La protection de sa marque par les dépôts auprès des offices de marques

En second lieu, il convient de déposer sa marque dans de nouvelles classes.

En effet, au regard de l’ampleur progressive que prend le virtuel,  une revue de la classification de Nice afin d’y ajouter des classes propres à ce domaine ne saurait tarder. En attendant, dans son actuelle rédaction,  celle-ci ne prévoit pas de classes précises pour ce domaine.

Toutefois, face à la multiplication des dépôts visant le Métavers et les NFT, certains offices des marques, et notamment l’EUIPO, ont officiellement reconnu la possibilité de recourir à certaines classes existantes afin de déposer des marques dans l’univers du virtuel, afin d’y protéger la représentation et l’utilisation de ses produits[2].

Plus concrètement, il conviendra de déposer les marques dans les classes 9 (biens virtuels téléchargeables), 35 (vente de produits virtuels) et 41 (services de divertissement destinés à être utilisés dans des environnements virtuels).

Les contrats de licence de marque ou de cession de droits, devront également être adaptés au monde virtuel.

A titre d’exemples, le réalisateur Quentin Tarantino a proposé de vendre des NFT pour des copies numériques de son célèbre scenario rédigé pour « Pulp Fiction ». Le studio Miramax a assigné le réalisateur. Au vu de l’assignation, l’affaire porte sur la question de savoir si les droits réservés par Tarantino dans la cession de droits sur le scenario de 1993, à savoir les droits d’édition et la publication du scenario, lui permettent de vendre des NFT portant sur des éléments manuscrits du scenario.

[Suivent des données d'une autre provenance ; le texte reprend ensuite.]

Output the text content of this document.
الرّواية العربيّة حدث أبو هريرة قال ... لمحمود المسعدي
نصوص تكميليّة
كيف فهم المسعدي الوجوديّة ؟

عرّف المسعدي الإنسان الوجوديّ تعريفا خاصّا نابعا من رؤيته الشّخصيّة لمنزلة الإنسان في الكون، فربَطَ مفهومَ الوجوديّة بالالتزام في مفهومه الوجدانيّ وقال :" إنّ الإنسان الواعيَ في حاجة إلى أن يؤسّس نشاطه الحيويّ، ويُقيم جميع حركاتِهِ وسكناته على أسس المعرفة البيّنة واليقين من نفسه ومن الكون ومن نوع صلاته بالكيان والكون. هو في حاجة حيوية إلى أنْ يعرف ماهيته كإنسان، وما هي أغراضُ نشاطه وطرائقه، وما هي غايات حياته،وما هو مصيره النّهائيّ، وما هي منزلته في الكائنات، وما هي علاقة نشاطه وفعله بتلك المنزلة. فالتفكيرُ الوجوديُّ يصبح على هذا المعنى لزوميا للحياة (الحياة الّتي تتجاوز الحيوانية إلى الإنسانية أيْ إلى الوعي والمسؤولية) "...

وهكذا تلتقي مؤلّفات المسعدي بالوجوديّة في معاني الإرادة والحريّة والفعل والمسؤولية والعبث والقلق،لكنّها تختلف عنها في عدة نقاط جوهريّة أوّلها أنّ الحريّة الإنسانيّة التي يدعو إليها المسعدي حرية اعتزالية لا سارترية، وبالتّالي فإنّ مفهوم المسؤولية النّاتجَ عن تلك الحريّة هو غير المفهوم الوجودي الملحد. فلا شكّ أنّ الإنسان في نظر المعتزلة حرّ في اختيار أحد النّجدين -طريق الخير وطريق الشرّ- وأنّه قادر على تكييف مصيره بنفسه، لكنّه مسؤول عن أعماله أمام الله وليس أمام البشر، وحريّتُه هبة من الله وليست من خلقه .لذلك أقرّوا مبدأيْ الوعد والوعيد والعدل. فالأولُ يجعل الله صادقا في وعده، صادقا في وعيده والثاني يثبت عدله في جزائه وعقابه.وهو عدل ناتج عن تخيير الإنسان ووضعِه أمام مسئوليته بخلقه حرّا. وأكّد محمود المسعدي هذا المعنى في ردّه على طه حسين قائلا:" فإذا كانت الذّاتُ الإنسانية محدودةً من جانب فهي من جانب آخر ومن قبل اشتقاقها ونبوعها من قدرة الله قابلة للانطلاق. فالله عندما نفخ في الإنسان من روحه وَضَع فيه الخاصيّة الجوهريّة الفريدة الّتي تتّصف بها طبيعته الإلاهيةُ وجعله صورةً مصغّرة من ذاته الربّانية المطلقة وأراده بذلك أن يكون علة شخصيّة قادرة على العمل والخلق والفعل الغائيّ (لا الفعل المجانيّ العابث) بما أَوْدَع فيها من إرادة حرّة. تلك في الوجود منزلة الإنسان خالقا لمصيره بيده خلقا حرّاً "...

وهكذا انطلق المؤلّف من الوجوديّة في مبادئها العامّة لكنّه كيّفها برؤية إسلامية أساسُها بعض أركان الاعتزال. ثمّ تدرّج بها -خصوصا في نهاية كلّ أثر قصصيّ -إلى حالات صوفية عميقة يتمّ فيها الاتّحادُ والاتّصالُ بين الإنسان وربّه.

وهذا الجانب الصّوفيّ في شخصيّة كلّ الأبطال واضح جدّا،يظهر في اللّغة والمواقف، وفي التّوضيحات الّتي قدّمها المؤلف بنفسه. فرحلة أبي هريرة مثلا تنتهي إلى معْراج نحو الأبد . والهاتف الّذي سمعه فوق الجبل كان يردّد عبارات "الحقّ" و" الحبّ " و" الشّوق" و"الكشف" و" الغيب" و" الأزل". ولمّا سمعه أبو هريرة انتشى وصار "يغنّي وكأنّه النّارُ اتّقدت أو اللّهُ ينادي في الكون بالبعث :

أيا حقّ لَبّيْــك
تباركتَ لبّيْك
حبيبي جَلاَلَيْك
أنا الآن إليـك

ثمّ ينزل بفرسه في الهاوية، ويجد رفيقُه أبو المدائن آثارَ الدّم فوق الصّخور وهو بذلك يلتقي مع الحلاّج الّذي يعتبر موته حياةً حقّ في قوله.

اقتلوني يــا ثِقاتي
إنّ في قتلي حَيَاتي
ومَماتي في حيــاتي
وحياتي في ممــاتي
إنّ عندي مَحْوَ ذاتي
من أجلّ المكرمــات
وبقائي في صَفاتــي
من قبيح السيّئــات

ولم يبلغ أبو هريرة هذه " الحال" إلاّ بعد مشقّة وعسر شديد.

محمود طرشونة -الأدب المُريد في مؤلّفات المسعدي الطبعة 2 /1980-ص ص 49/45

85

Bien sûr, si la protection des marques dans le Web3 peut soulever des difficultés d’identification et de localisation des acteurs, et donc par là même de compétence territoriale des tribunaux, celles-ci sont devenues classiques à l’ère d’Internet. Praticiens et tribunaux sont rompus face à ces complexités, et le droit des marques et d’auteur tout comme la procédure civile, offrent les outils juridiques utiles aux titulaires pour protéger leurs droits et en faire le commerce dans le Métavers.

Notre cabinet s’est doté d’une forte expertise en la matière et vous propose des solutions adaptées à chaque situation pour contrer ce flou juridique.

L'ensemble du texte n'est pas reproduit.